Option 1 shows an exponential growth pattern, as the value of the investment is increasing at an increasing rate each year. Option 2, on the other hand, shows a linear growth pattern, as the value of the investment is increasing at a constant rate each year.

Part B:

Option 1 can be described by the exponential function:

f(n) = 1000 x (1.3)^n

where n is the number of years, and 1.3 is the growth factor (calculated as 1300/1000).

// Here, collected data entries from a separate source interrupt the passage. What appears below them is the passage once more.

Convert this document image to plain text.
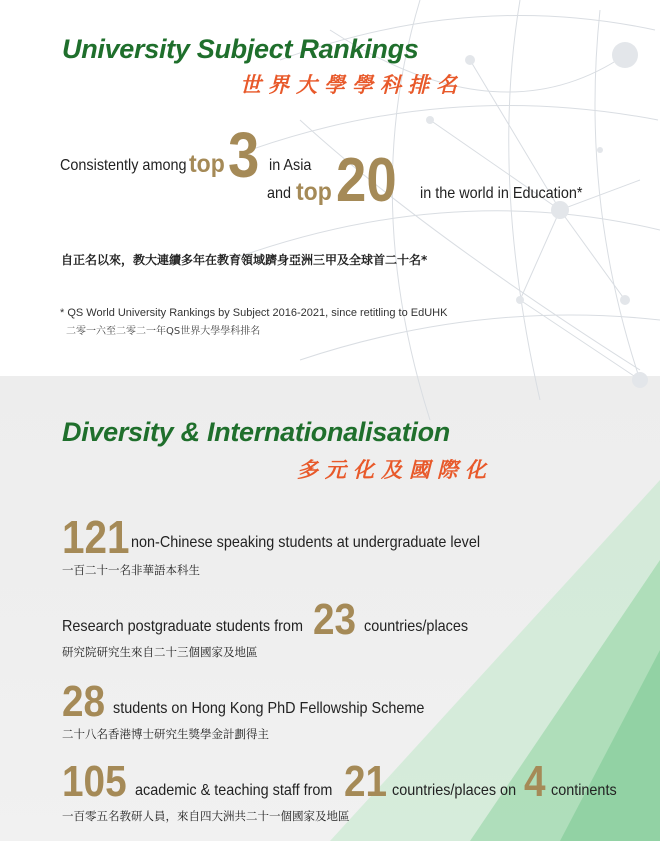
University Subject Rankings
世界大學學科排名
Consistently among top 3 in Asia
and top 20 in the world in Education*
自正名以來，教大連續多年在教育領域躋身亞洲三甲及全球首二十名*
* QS World University Rankings by Subject 2016-2021, since retitling to EdUHK
二零一六至二零二一年QS世界大學學科排名
Diversity & Internationalisation
多元化及國際化
121 non-Chinese speaking students at undergraduate level
一百二十一名非華語本科生
Research postgraduate students from 23 countries/places
研究院研究生來自二十三個國家及地區
28 students on Hong Kong PhD Fellowship Scheme
二十八名香港博士研究生獎學金計劃得主
105 academic & teaching staff from 21 countries/places on 4 continents
一百零五名教研人員，來自四大洲共二十一個國家及地區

Option 2 can be described by the linear function:

f(n) = 1000 + 300n

where n is the number of years, and 300 is the constant rate of increase in dollars per year.

Part C:

To determine which option will increase Belinda's investment value by the greatest amount in 20 years, we can calculate the value of each option after 20 years using the respective functions:

For Option 1:

f(20) = 1000 x (1.3)^20

f(20) = 1000 x 6.1917

f(20) = 6,191.70

For Option 2:

f(20) = 1000 + 300(20)

f(20) = 1000 + 6000

f(20) = 7,000

So, the investment value for Option 2 after 20 years is higher than that of Option 1. The difference in value is significant, as Option 2 would give Belinda an investment value of $7,000, while Option 1 would give her an investment value of $6,191.70. Therefore, if Belinda wants to increase her investment value by the greatest amount in 20 years, she should choose Option 2.